Büyükada'nın huzurlu sokakları, asırlık köşkleri ve derinlemesine işlenmiş hikayeleri, İstanbul'un gürültüsünden kaçmak isteyenlere benzersiz bir sığınak sunar. Bu büyüleyici ada, her yıl binlerce ziyaretçiyi kendine çeker ve onları tarihi dokusuyla büyüler.
Troçki'nin evi, adanın yüksek tepelerinden birinde, çam ağaçlarıyla çevrili ve İstanbul'a büyüleyici bir manzara sunan bir konumda yer alır. 19. yüzyılın sonlarında inşa edilen bu ev, yüksek tavanları, büyük pencereleri ve geniş bahçesiyle tipik Büyükada mimarisinin en güzel örneklerinden biridir.
2010 yılında, İrlandalı fotoğrafçı James Hughes, bu eski köşke girerek iç mekanını fotoğrafladı ve bu fotoğraflar "Troçki'nin Hayaletleri" başlığı altında sergilendi.
Eğer yolunuz Büyükada'ya düşerse, Troçki'nin evini ziyaret etmeyi mutlaka düşünmelisiniz. Şu anda içeriden ziyarete açık olmasa da, mimarisi ve tarihi dokusuyla büyüleyici ve ilham vericidir.

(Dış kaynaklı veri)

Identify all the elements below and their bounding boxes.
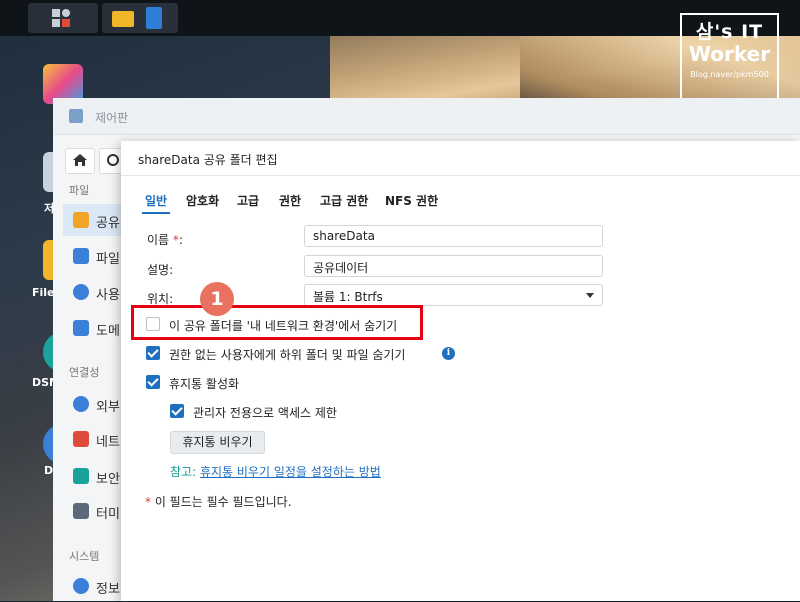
sidebar-item-file-services[interactable]: 파일 (63, 240, 123, 272)
file-services-icon (73, 248, 89, 264)
domain-icon (73, 320, 89, 336)
location-select[interactable]: 볼륨 1: Btrfs (304, 284, 603, 306)
info-icon[interactable]: i (442, 347, 455, 360)
external-access-icon (73, 396, 89, 412)
sidebar-item-label: 네트 (96, 435, 120, 450)
annotation-highlight-box (131, 305, 423, 340)
sidebar-item-label: 사용 (96, 288, 120, 303)
admin-only-checkbox[interactable] (170, 404, 184, 418)
dialog-tabs: 일반 암호화 고급 권한 고급 권한 NFS 권한 (121, 189, 800, 213)
sidebar-item-label: 파일 (96, 252, 120, 267)
description-label: 설명: (147, 263, 174, 277)
sidebar-item-label: 터미 (96, 507, 120, 522)
recycle-bin-checkbox-row[interactable]: 휴지통 활성화 (146, 373, 296, 393)
hide-subfolders-checkbox[interactable] (146, 346, 160, 360)
chevron-down-icon (586, 293, 594, 298)
terminal-icon (73, 503, 89, 519)
sidebar-item-users[interactable]: 사용 (63, 276, 123, 308)
admin-only-label: 관리자 전용으로 액세스 제한 (193, 406, 337, 420)
info-center-icon (73, 578, 89, 594)
sidebar-item-label: 보안 (96, 472, 120, 487)
sidebar-item-shared-folder[interactable]: 공유 (63, 204, 123, 236)
logo-line-3: Blog.naver/pkm500 (690, 70, 769, 79)
desktop-label: D (44, 464, 54, 477)
sidebar-item-label: 도메 (96, 324, 120, 339)
main-menu-button[interactable] (28, 3, 98, 33)
required-field-note: * 이 필드는 필수 필드입니다. (145, 495, 292, 509)
search-icon (107, 154, 119, 166)
sidebar-section-file[interactable]: 파일 (69, 182, 89, 198)
description-field[interactable]: 공유데이터 (304, 255, 603, 277)
main-menu-icon (50, 7, 72, 29)
tab-general[interactable]: 일반 (145, 192, 167, 209)
active-tab-indicator (142, 212, 170, 214)
sidebar-section-connectivity[interactable]: 연결성 (69, 364, 99, 380)
control-panel-icon (69, 109, 83, 123)
name-label: 이름 *: (147, 233, 183, 247)
tab-advanced[interactable]: 고급 (237, 192, 259, 209)
recycle-bin-label: 휴지통 활성화 (169, 377, 240, 391)
recycle-schedule-link[interactable]: 휴지통 비우기 일정을 설정하는 방법 (200, 465, 381, 479)
hide-subfolders-checkbox-row[interactable]: 권한 없는 사용자에게 하위 폴더 및 파일 숨기기 i (146, 344, 466, 364)
sidebar-item-external-access[interactable]: 외부 (63, 388, 123, 420)
tab-nfs-permissions[interactable]: NFS 권한 (385, 192, 438, 209)
dialog-title: shareData 공유 폴더 편집 (138, 153, 278, 167)
empty-recycle-bin-button[interactable]: 휴지통 비우기 (170, 431, 265, 454)
location-value: 볼륨 1: Btrfs (313, 290, 383, 304)
taskbar-app-group[interactable] (102, 3, 178, 33)
sidebar-item-network[interactable]: 네트 (63, 423, 123, 455)
security-icon (73, 468, 89, 484)
control-panel-taskbar-icon[interactable] (146, 7, 162, 29)
edit-shared-folder-dialog: shareData 공유 폴더 편집 일반 암호화 고급 권한 고급 권한 NF… (121, 141, 800, 601)
hide-subfolders-label: 권한 없는 사용자에게 하위 폴더 및 파일 숨기기 (169, 348, 406, 362)
sidebar-item-label: 공유 (96, 216, 120, 231)
divider (121, 175, 800, 176)
tab-advanced-permissions[interactable]: 고급 권한 (320, 192, 368, 209)
tab-permissions[interactable]: 권한 (279, 192, 301, 209)
admin-only-checkbox-row[interactable]: 관리자 전용으로 액세스 제한 (170, 402, 370, 422)
control-panel-title: 제어판 (95, 111, 129, 125)
home-button[interactable] (65, 148, 95, 174)
home-icon (73, 154, 87, 166)
desktop-label: File (32, 286, 55, 299)
sidebar-section-system[interactable]: 시스템 (69, 548, 99, 564)
sidebar-item-terminal[interactable]: 터미 (63, 495, 123, 527)
annotation-step-badge: 1 (200, 282, 234, 316)
recycle-bin-checkbox[interactable] (146, 375, 160, 389)
shared-folder-icon (73, 212, 89, 228)
sidebar-item-info-center[interactable]: 정보 (63, 570, 123, 602)
users-icon (73, 284, 89, 300)
file-station-icon[interactable] (112, 11, 134, 27)
sidebar-item-domain[interactable]: 도메 (63, 312, 123, 344)
blog-logo: 삼's IT Worker Blog.naver/pkm500 (680, 13, 779, 100)
sidebar-item-label: 외부 (96, 400, 120, 415)
network-icon (73, 431, 89, 447)
control-panel-titlebar[interactable]: 제어판 (53, 98, 800, 135)
note-prefix: 참고: (170, 465, 197, 479)
sidebar-item-label: 정보 (96, 582, 120, 597)
sidebar-item-security[interactable]: 보안 (63, 460, 123, 492)
logo-line-1: 삼's IT (695, 21, 764, 43)
tab-encryption[interactable]: 암호화 (186, 192, 219, 209)
name-field[interactable]: shareData (304, 225, 603, 247)
logo-line-2: Worker (688, 42, 771, 66)
recycle-note: 참고: 휴지통 비우기 일정을 설정하는 방법 (170, 463, 381, 480)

Bu ev, tarih ve politika meraklılarının yanı sıra mimarlık ve doğa tutkunları için de ilgi çekici bir noktadır. Büyükada'nın kristal berraklığındaki suları ve yeşil doğası arasında yer alan bu tarihi köşe, ziyaretçilerine geçmişin hikayelerini fısıldarken modern hayattan sakin bir kaçış sunar.